Après la dernière session de piscine de l'année probablement, je repars dans l'Alfama dans l'espoir de pouvoir écouter un peu de Fado. Grâce à mes recherches, je me rends au Largo de Sao Rafael où un groupe chante à l'extérieur. Bon, évidemment, il y a maintenant des gens à l'entrée qui demandent à ce que l'on s'asseye pour écouter le concert, mais on peut juste consommer une boisson, et en plus ils offrent des frites.

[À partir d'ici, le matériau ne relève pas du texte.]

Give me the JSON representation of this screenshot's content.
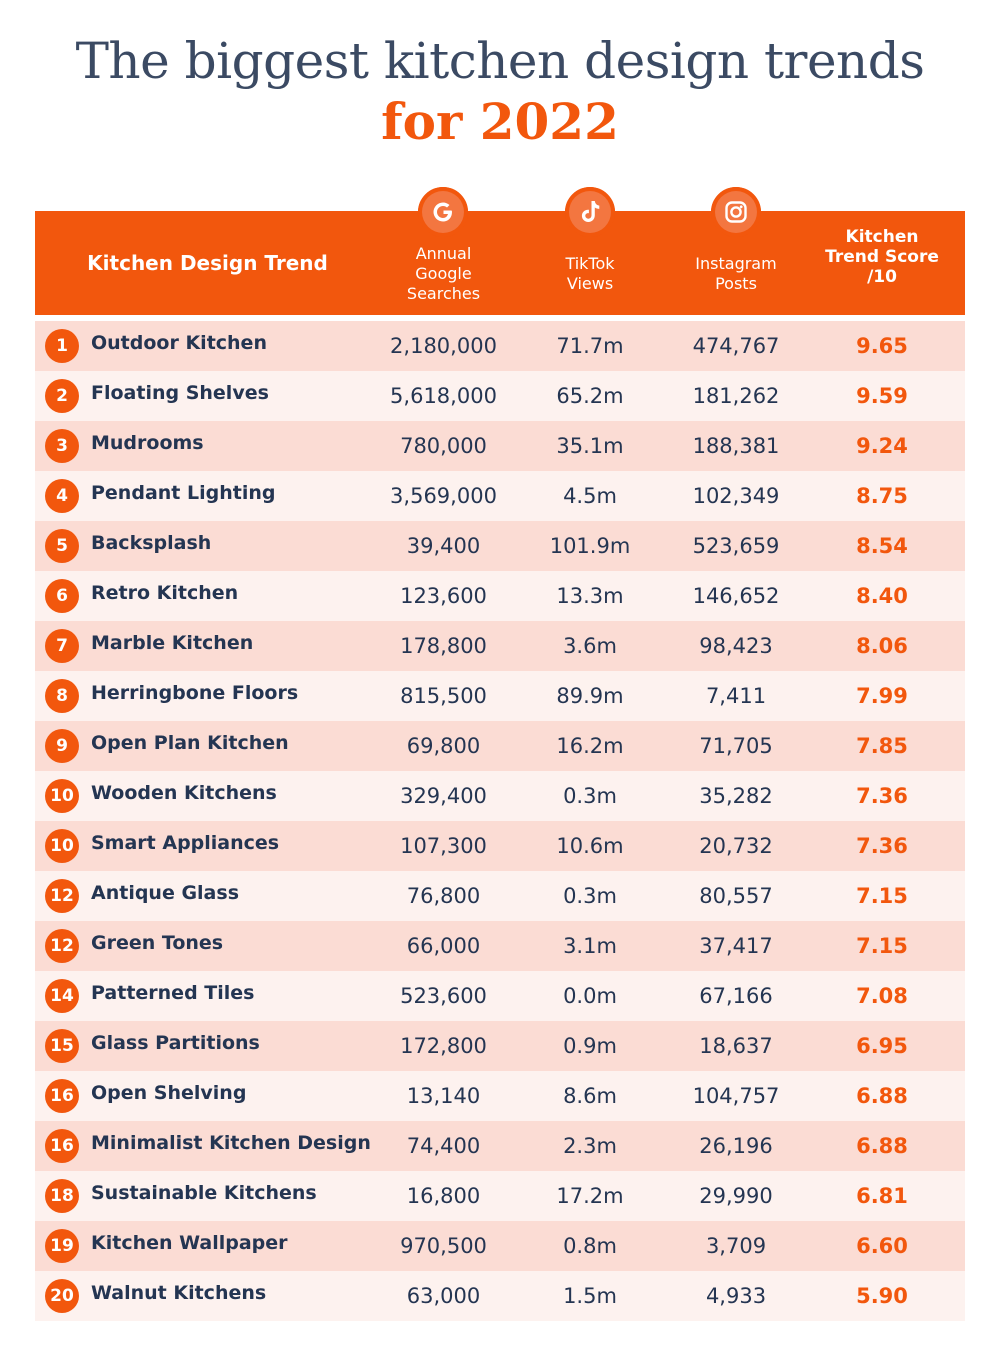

Bon plan ! La diva se nomme Henriqueta Baptista, mais elle n'interprète que trois chansons, à la perfection cependant. L'émotion, le coffre, le timbre y sont. Quelle chouette expérience, je suis contente d'avoir eu le bon timing car elle n'est restée sur scène qu'un quart d'heure. Je crois qu'avant elle, c'était un homme qui chantait, mais je ne sais pas s'il a commencé à 20h ou 20h30.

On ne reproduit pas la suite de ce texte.